Görünen o ki, ÖDP PM ve MYK'sı hala bu yolu açacak bir basiret
sergileyememektedir. Oysa, bu yöntemden ne oranda sapılırsa, arkada bırakılan
enkazın o kadar büyük olduğuna sosyalist hareketin uzak ve yakın tarihi,
ÖDP'ninse -bizi de dışında bırakan- yakın tarihi pek çok kere tanıklık
etmiştir.
Bu
yazıyı, hep birlikte mahkum olduğumuz sosyalist yeniden inşa ve bunun parçası
olarak bileşenlerinden biri olacağımızı umduğumuz “sosyalist koordinasyon” için
Özgürlük ve Dayanışma Partisi üyelerine -mevcut biçimiyle bize bir şey ifade
etmeyen ama yakından tanıdığımız- kongre tartışmaları dışında bir olanağı da
işaret eden, sosyalist hareket ve ÖDP tarihinden süzülüp gelen dostça, yoldaşça
bir uyarı olarak okursanız, amacına ulaşmış olacaktır.
Gerisi, partinin geleceği, parti
örgütünün ve üyelerinin iradesine aittir.
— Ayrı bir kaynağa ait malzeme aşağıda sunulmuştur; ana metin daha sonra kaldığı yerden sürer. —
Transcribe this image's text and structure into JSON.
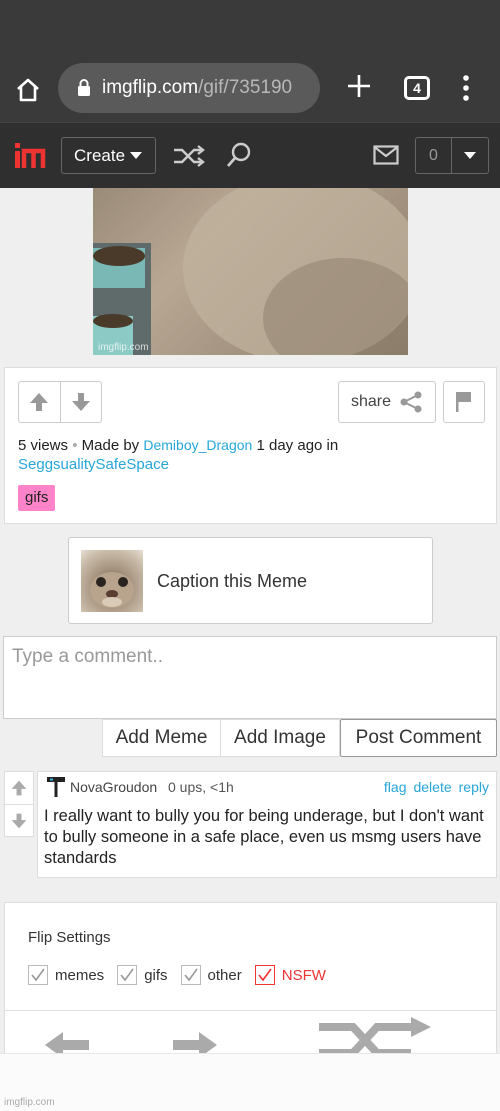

_______________________________________________
(*)
Bu yazıda bugün benim imzamı görmeniz yanıltıcı olmasın, alıntılanan ve yazının
esasını oluşturan metin kolektif olarak yazıldıktan sonra bugün kimileri aynı
zeminde kimileri ise çok farklı yerlerde olan “Ertuğrul Kürkçü (pm-myk), Mustafa
Bayram Mısır (pm-myk), Kenan Kalyon (pm), Yurdagül Erkoca (pm), Yurdaer Erkoca
(pm), Cemile Adaklı (pm), Metin Çulhaoğlu (pm), İlhan Kamil Turan (pm), Tarık
Oruç (pm), Işın Turgut (pm), Leyla Uyar (pm)” imzaları ile tüm Özgürlük ve
Dayanışma Partisi Üyelerine, Büyük Kongre/Konferans Delegelerine, Parti
Meclisi’ne, Merkez Yürütme Kurulu’na ve Genel Başkanı’na iletilmişti.